Olho para baixo, encarando o vestido de tafetá verde-água sem alças e de comprimento apenas um pouco abaixo dos joelhos que escolhi. Em suma, é bastante simplório, tendo como único detalhe chamativo a fina faixa de brilhantes que circunda a minha silhueta. A saia não possui um  volume grande o bastante para que me deixe desconfortável e as sapatilhas brancas de tiras prateadas que estou usando são a parte mais delicada da minha vestimenta.

— Eu não sabia se o jantar seria formal ou não. — digo, tentando obter alguma informação sobre como as atividades em conjunto funcionavam por aqui.

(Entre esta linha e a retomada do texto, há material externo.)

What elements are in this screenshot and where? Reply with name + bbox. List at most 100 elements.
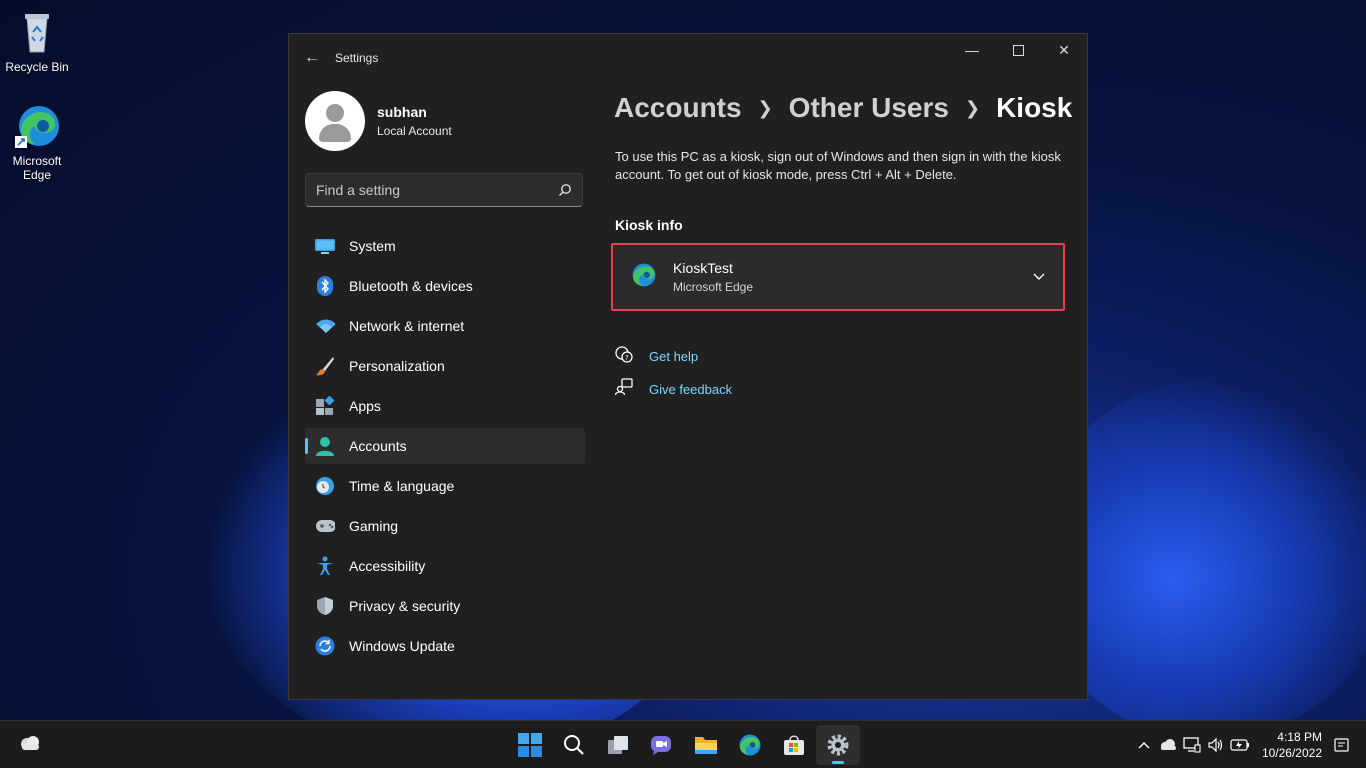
shield-icon bbox=[315, 596, 335, 616]
maximize-icon bbox=[1012, 44, 1024, 56]
minimize-button[interactable]: — bbox=[949, 34, 995, 66]
task-view-button[interactable] bbox=[596, 725, 640, 765]
feedback-icon bbox=[614, 378, 633, 401]
sidebar-item-network[interactable]: Network & internet bbox=[305, 308, 585, 344]
globe-clock-icon bbox=[315, 476, 335, 496]
give-feedback-link[interactable]: Give feedback bbox=[614, 378, 733, 401]
avatar bbox=[305, 91, 365, 151]
chevron-right-icon: ❯ bbox=[964, 97, 981, 118]
get-help-link[interactable]: ? Get help bbox=[615, 345, 698, 368]
sidebar-item-label: Apps bbox=[349, 398, 381, 414]
window-title: Settings bbox=[335, 51, 379, 65]
search-icon bbox=[564, 735, 584, 755]
chevron-right-icon: ❯ bbox=[757, 97, 773, 118]
person-icon bbox=[315, 436, 335, 456]
user-profile[interactable]: subhan Local Account bbox=[305, 91, 452, 151]
sidebar-item-personalization[interactable]: Personalization bbox=[305, 348, 585, 384]
chevron-up-icon[interactable] bbox=[1132, 733, 1156, 757]
sidebar-item-bluetooth[interactable]: Bluetooth & devices bbox=[305, 268, 585, 304]
sidebar-item-accounts[interactable]: Accounts bbox=[305, 428, 585, 464]
bluetooth-icon bbox=[315, 276, 335, 296]
breadcrumb-other-users[interactable]: Other Users bbox=[789, 92, 949, 124]
help-chat-icon: ? bbox=[615, 345, 633, 368]
accessibility-icon bbox=[315, 556, 335, 576]
battery-icon[interactable] bbox=[1228, 733, 1252, 757]
gamepad-icon bbox=[315, 516, 335, 536]
brush-icon bbox=[315, 356, 335, 376]
start-icon bbox=[518, 733, 542, 757]
account-type: Local Account bbox=[377, 124, 452, 138]
settings-taskbar-button[interactable] bbox=[816, 725, 860, 765]
edge-icon bbox=[631, 262, 657, 293]
task-view-icon bbox=[608, 736, 628, 754]
give-feedback-label: Give feedback bbox=[649, 382, 733, 397]
widgets-button[interactable] bbox=[8, 725, 52, 765]
desktop-icon-label: Microsoft Edge bbox=[12, 154, 62, 182]
edge-icon bbox=[13, 102, 61, 150]
sidebar-item-apps[interactable]: Apps bbox=[305, 388, 585, 424]
apps-icon bbox=[315, 396, 335, 416]
kiosk-account-name: KioskTest bbox=[673, 260, 733, 276]
chat-button[interactable] bbox=[640, 725, 684, 765]
network-icon[interactable] bbox=[1180, 733, 1204, 757]
user-name: subhan bbox=[377, 104, 427, 120]
sidebar-item-label: System bbox=[349, 238, 396, 254]
back-button[interactable]: ← bbox=[289, 34, 335, 82]
search-input[interactable] bbox=[316, 182, 536, 198]
notification-icon[interactable] bbox=[1330, 733, 1354, 757]
breadcrumb-accounts[interactable]: Accounts bbox=[614, 92, 742, 124]
sidebar-item-label: Time & language bbox=[349, 478, 455, 494]
sidebar-item-label: Network & internet bbox=[349, 318, 465, 334]
chevron-down-icon[interactable] bbox=[1029, 267, 1049, 287]
section-title: Kiosk info bbox=[615, 217, 683, 233]
volume-icon[interactable] bbox=[1204, 733, 1228, 757]
sidebar-item-label: Bluetooth & devices bbox=[349, 278, 473, 294]
taskbar-search-button[interactable] bbox=[552, 725, 596, 765]
sidebar-item-label: Accounts bbox=[349, 438, 407, 454]
monitor-icon bbox=[315, 236, 335, 256]
clock[interactable]: 4:18 PM 10/26/2022 bbox=[1262, 729, 1322, 761]
minimize-icon: — bbox=[965, 42, 979, 58]
sidebar-item-label: Privacy & security bbox=[349, 598, 461, 614]
desktop-icon-microsoft-edge[interactable]: Microsoft Edge bbox=[0, 102, 74, 182]
sidebar-item-accessibility[interactable]: Accessibility bbox=[305, 548, 585, 584]
sidebar-item-label: Personalization bbox=[349, 358, 445, 374]
desktop-icon-recycle-bin[interactable]: Recycle Bin bbox=[0, 8, 74, 74]
sidebar-item-label: Windows Update bbox=[349, 638, 455, 654]
sidebar-item-windows-update[interactable]: Windows Update bbox=[305, 628, 585, 664]
search-box bbox=[305, 173, 583, 207]
edge-icon bbox=[739, 734, 761, 756]
back-arrow-icon: ← bbox=[304, 49, 320, 66]
onedrive-icon[interactable] bbox=[1156, 733, 1180, 757]
sidebar-nav: System Bluetooth & devices Network & int… bbox=[305, 228, 585, 668]
recycle-bin-icon bbox=[13, 8, 61, 56]
settings-window: ← Settings — ✕ subhan Local Account Find… bbox=[288, 33, 1088, 700]
sidebar-item-gaming[interactable]: Gaming bbox=[305, 508, 585, 544]
search-icon[interactable] bbox=[558, 183, 572, 197]
weather-cloud-icon bbox=[18, 734, 42, 757]
taskbar: 4:18 PM 10/26/2022 bbox=[0, 720, 1366, 768]
start-button[interactable] bbox=[508, 725, 552, 765]
kiosk-app-name: Microsoft Edge bbox=[673, 280, 754, 294]
desktop-icon-label: Recycle Bin bbox=[5, 60, 69, 74]
kiosk-description: To use this PC as a kiosk, sign out of W… bbox=[615, 149, 1061, 182]
clock-date: 10/26/2022 bbox=[1261, 746, 1322, 760]
get-help-label: Get help bbox=[649, 349, 699, 364]
file-explorer-button[interactable] bbox=[684, 725, 728, 765]
sidebar-item-system[interactable]: System bbox=[305, 228, 585, 264]
update-icon bbox=[315, 636, 335, 656]
taskbar-apps bbox=[508, 725, 860, 765]
system-tray: 4:18 PM 10/26/2022 bbox=[1132, 721, 1354, 768]
file-explorer-icon bbox=[695, 737, 717, 754]
window-controls: — ✕ bbox=[949, 34, 1087, 66]
title-bar: ← Settings — ✕ bbox=[289, 34, 1087, 82]
maximize-button[interactable] bbox=[995, 34, 1041, 66]
settings-icon bbox=[827, 734, 849, 756]
store-button[interactable] bbox=[772, 725, 816, 765]
store-icon bbox=[784, 735, 804, 755]
close-button[interactable]: ✕ bbox=[1041, 34, 1087, 66]
sidebar-item-time-language[interactable]: Time & language bbox=[305, 468, 585, 504]
sidebar-item-privacy-security[interactable]: Privacy & security bbox=[305, 588, 585, 624]
kiosk-info-card[interactable]: KioskTest Microsoft Edge bbox=[611, 243, 1065, 311]
edge-taskbar-button[interactable] bbox=[728, 725, 772, 765]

— Não se preocupe. — Rosalina balançou a cabeça, caminhando de volta ao seu lugar fazendo com os dedos um gesto para que eu a seguisse. — Costumamos usar o que queremos durante as refeições. Só estamos bem vestidos hoje porque é o código de etiqueta requerido para dar as boas vindas aos recém chegados.

— Mera formalidade, então. — eu digo, quando paramos em frente a mesa onde ela estava sentada.

Lá, haviam mais duas outras pessoas, às quais fui imediatamente apresentada:

— Rapazes, esta é Pérola. Pérola, estes são Markan — indicou um garoto de cabelo acinzentado e rosto angelical. — E Isaac. — então fez um floreio na direção de um rapaz de olhos bonitos e cachos de um preto azulado que despontavam sobre suas orelhas.

— Prazer em conhecê-los. — digo, com um sorriso sem mostrar os dentes e um rápido aceno de cabeça.

— O prazer é nosso. — diz o de cabelo cinza. — E a propósito, esqueça que algum dia ouviu a palavra 'Markan' ser relacionada a mim. Esse nome é de longe o meu único defeito. Mark, eu prefiro. Soa mais jovial, né?

Dessa vez, meu sorriso é aberto.

— Tenho que concordar com você... Mark.

— Viu só, Lina? — disse ele, olhando para Rosalina, que revirou os olhos. — Não é tão difícil assim me fazer parecer descolado.

— A culpa não é minha se você não gosta do seu nome e quer fazer com que as pessoas te chamem de outro jeito.

Enquanto eles entravam em uma daquelas discussões que só as pessoas que eram amigas há muito tempo podiam ter, o rapaz de cabelo escuro se levantou de seu lugar e puxou uma cadeira para mim.

— Não precisava ter se incomodado. — eu disse, baixinho, sentindo meu rosto esquentar um pouco.

Isaac meneou com a cabeça.

— Você é o motivo de termos um jantar especial esta noite. — ele respondeu, sua voz suave como uma pétala de rosa fazendo cócegas em meus ouvidos. — O mínimo que posso fazer é ajudá-la a sentar-se à mesa. Não que você precise, é claro. — completou, com um sorriso de canto de boca extremamente atraente.

Eu quase pude me ouvir suspirando.

— Eu soube da confusão com Eydam. — Isaac falou, bebendo uma taça de um suco que eu presumi ser de amora pelo cheiro. — O chalé dele virou um belo aguaceiro.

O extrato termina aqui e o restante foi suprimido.